The truth is, whether we talk about prairie ponds or streams, creeks or lakes, America's waterways desperately need federal protection. New EPA Administrator Lisa Jackson already has expressed support for congressional action on the issue. Now Congress -- as the only entity that can untangle the mess created by the Supreme Court -- should make this protection clear by restoring the integrity of the Clean Water Act with passage of S. 787 (Feingold) and reintroduction of H.R. 2421(Oberstar).

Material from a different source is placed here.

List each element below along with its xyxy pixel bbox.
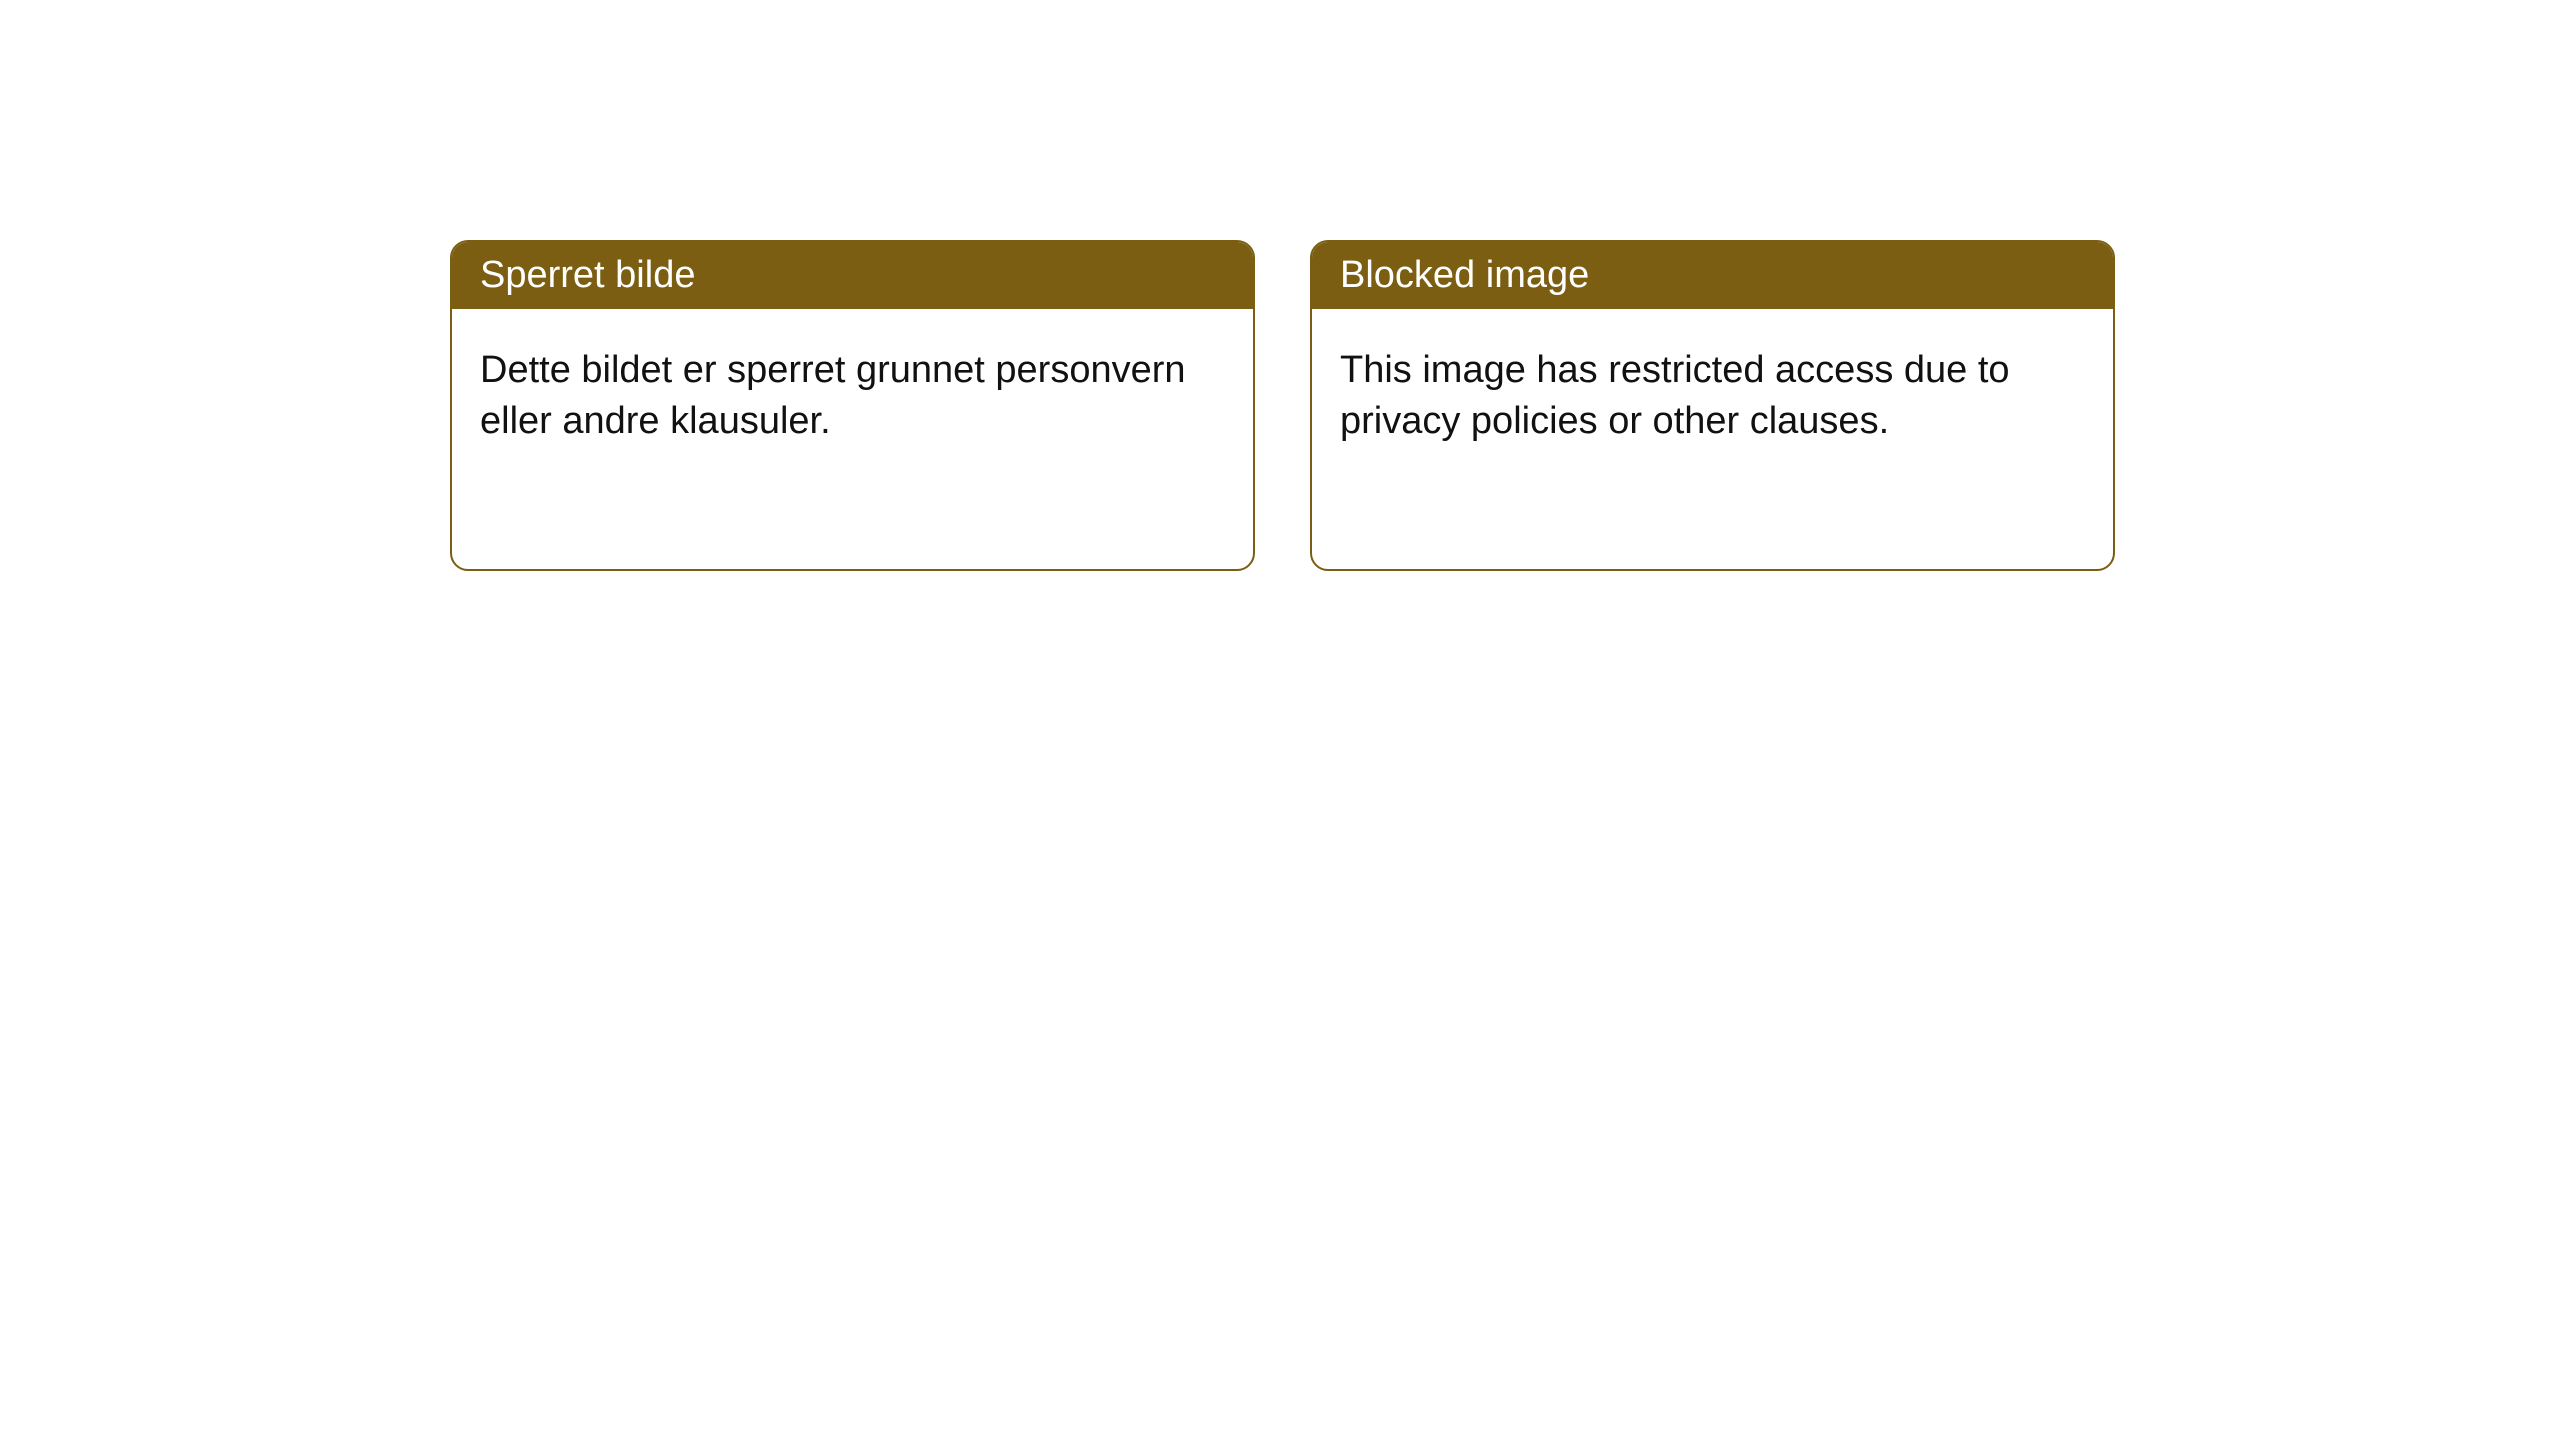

You can help by contacting your elected officials in the U.S. Senate. Twenty-four Senators already have co-sponsored the legislation. But many more are needed, and they need to hear in their local District Offices from the American public during this Memorial Week recess. Senators Feinstein (D-CA) , Klobuchar (D-MN), Specter (D-PA), Alexander (R-TN), Baucus (D-MT), and Voinovich (R-OH) are important key votes still needed. These bills must ensure maximum protection allowed by the entire extent of the U.S. Constitution (not merely the Commerce Clause). The bills are supported by a wide range of environmental groups from American Rivers to Ducks Unlimited to EarthJustice to the National Wildlife Federation to NRDC to the Sierra Club. Please go to the Clean Water Network's website to find out more about how to help.
Without strong congressional action and your help to secure it, America's waterways -- navigable or otherwise -- will be in even more serious trouble than they are today.